Portable Computing

1. General

Portable computing devices are becoming increasingly powerful and affordable. Their small size and functionality are making these devices more desirable to replace traditional desktop devices in a wide number of applications. However, the portability offered by these devices may increase the security exposure to individuals using the devices.

2. Applicability

This procedure applies to all portable information resource devices that process, contain, or have direct access to mission critical and/or confidential information. The purpose of this procedure is to provide a set of measures that will mitigate information security risks associated with portable computing.
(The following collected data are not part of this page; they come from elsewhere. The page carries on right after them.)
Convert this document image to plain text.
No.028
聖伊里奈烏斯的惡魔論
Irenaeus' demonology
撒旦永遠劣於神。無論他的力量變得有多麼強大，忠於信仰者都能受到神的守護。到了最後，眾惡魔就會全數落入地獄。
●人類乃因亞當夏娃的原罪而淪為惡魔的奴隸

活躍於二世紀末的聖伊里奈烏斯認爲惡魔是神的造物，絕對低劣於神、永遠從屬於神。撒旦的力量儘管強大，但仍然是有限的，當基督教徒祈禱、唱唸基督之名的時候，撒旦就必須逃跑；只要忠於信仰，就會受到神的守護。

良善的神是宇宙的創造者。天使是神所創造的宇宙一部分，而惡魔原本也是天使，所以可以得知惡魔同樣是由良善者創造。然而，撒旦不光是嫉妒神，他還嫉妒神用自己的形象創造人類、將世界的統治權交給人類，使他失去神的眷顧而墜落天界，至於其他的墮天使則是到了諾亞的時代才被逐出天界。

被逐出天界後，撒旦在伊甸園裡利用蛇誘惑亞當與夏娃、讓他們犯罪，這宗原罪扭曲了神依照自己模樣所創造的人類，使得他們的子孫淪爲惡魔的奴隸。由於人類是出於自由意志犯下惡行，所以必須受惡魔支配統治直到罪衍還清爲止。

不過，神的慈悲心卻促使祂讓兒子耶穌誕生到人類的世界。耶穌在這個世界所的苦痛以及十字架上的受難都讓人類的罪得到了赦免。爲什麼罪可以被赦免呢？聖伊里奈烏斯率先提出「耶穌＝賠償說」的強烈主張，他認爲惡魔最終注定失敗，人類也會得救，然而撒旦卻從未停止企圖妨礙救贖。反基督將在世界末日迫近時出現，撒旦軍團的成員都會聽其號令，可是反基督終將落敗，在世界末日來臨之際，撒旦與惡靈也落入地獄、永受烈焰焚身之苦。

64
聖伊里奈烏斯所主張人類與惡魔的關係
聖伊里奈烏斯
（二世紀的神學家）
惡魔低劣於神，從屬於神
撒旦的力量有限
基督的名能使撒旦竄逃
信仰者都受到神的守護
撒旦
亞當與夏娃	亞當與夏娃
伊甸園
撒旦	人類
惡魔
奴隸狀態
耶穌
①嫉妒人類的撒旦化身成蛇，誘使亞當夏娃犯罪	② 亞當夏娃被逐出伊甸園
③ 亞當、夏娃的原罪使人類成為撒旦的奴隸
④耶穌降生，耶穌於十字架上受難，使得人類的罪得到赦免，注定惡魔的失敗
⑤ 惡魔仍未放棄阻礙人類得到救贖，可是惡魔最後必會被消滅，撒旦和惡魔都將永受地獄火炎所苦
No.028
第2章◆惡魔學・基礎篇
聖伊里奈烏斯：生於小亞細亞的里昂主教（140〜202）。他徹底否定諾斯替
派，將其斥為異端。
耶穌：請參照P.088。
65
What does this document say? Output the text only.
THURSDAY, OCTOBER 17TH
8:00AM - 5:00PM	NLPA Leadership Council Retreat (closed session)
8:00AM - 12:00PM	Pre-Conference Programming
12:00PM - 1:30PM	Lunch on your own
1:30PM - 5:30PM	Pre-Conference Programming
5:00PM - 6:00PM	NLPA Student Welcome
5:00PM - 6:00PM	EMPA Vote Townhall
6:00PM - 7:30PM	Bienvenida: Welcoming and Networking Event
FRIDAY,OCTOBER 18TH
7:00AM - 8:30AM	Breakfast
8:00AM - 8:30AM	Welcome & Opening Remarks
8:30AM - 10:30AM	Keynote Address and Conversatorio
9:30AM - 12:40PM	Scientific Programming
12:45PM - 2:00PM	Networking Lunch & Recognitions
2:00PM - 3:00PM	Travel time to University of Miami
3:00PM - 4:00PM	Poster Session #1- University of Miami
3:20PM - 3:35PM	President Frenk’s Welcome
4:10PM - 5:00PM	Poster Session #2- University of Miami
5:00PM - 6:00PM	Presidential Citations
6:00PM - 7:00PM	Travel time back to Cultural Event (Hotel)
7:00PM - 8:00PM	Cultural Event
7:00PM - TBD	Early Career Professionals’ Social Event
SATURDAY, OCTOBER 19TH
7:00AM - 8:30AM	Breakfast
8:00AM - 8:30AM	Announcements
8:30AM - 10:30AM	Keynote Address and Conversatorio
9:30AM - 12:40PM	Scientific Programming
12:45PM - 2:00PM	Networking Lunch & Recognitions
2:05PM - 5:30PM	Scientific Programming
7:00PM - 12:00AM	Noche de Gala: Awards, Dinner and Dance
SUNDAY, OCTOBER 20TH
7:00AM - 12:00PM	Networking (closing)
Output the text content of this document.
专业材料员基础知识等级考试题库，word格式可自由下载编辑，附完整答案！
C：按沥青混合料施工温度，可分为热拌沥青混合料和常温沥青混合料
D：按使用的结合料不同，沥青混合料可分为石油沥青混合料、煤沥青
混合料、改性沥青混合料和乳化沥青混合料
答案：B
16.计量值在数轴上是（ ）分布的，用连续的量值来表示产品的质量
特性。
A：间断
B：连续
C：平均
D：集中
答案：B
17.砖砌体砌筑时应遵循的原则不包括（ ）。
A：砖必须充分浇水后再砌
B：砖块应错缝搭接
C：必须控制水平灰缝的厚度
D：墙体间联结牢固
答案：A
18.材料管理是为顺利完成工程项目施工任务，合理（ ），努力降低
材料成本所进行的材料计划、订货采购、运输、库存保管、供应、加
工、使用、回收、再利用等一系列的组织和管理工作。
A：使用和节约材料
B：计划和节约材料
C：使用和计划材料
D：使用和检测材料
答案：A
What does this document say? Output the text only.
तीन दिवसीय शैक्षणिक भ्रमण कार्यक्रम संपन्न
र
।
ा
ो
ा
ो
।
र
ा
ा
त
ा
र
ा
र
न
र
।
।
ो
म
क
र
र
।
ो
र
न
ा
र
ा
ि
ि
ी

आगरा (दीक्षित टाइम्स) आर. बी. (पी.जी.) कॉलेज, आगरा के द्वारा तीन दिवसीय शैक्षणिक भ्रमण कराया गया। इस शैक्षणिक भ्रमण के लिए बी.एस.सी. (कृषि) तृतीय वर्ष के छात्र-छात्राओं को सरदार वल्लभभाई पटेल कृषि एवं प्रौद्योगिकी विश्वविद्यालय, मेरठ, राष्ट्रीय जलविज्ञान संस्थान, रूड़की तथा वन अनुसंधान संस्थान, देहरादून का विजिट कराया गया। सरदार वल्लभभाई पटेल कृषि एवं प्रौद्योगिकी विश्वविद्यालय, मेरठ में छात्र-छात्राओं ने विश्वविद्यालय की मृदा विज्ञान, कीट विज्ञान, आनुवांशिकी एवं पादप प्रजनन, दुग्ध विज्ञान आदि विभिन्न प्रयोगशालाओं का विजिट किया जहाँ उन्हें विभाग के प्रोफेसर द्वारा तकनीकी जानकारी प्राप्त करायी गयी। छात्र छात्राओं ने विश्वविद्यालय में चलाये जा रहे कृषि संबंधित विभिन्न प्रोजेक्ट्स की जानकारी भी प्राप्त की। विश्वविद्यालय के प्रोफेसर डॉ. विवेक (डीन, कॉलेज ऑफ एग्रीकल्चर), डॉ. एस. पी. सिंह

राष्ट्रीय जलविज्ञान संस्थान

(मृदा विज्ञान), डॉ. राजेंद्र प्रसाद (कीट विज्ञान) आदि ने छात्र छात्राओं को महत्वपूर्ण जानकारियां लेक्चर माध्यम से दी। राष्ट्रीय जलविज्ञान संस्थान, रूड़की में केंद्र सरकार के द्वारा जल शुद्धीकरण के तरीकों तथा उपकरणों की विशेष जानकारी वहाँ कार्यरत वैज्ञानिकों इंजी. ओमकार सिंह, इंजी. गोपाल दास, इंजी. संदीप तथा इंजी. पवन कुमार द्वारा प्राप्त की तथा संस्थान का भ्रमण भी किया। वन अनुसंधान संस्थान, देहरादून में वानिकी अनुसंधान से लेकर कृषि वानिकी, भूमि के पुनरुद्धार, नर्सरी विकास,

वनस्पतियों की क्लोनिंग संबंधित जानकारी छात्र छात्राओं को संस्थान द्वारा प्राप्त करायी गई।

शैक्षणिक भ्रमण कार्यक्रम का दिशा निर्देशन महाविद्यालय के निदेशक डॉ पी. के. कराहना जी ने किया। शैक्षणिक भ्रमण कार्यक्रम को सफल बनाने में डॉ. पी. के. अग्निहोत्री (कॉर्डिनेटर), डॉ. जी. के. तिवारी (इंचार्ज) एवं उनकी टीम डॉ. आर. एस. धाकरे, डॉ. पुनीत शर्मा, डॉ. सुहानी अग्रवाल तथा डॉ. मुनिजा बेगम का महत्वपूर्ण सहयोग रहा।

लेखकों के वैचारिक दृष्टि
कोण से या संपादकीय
The intended audience is all users of University information resources.

3. Definitions

• Confidential Information: information that is excepted from disclosure requirements under the provisions of applicable state or federal law, e.g., the Texas Public Information Act.
• Information Resources (IR): the procedures, equipment, and software that are designed, employed, operated, and maintained to collect, record, process, store, retrieve, display, and transmit information or data.
• Internet Service Provider (ISP): a company that provides access to the internet.
  

4. Procedures

1. Where appropriate, portable computing devices shall be protected from unauthorized access by passwords or other means.
2. All sensitive University data stored on portable computing devices shall be encrypted when possible.
3. All remote access (VPN, Remote Desktop, etc.) to the University shall utilize encryption techniques when connecting from an Internet Service Provider (ISP).
4. University data or information shall not be transmitted via wireless connection to, or from, a portable computing device unless encryption methods that appropriately secure wireless transmissions are utilized (i.e., secured socket layer (SSL) or with protected access (WEP).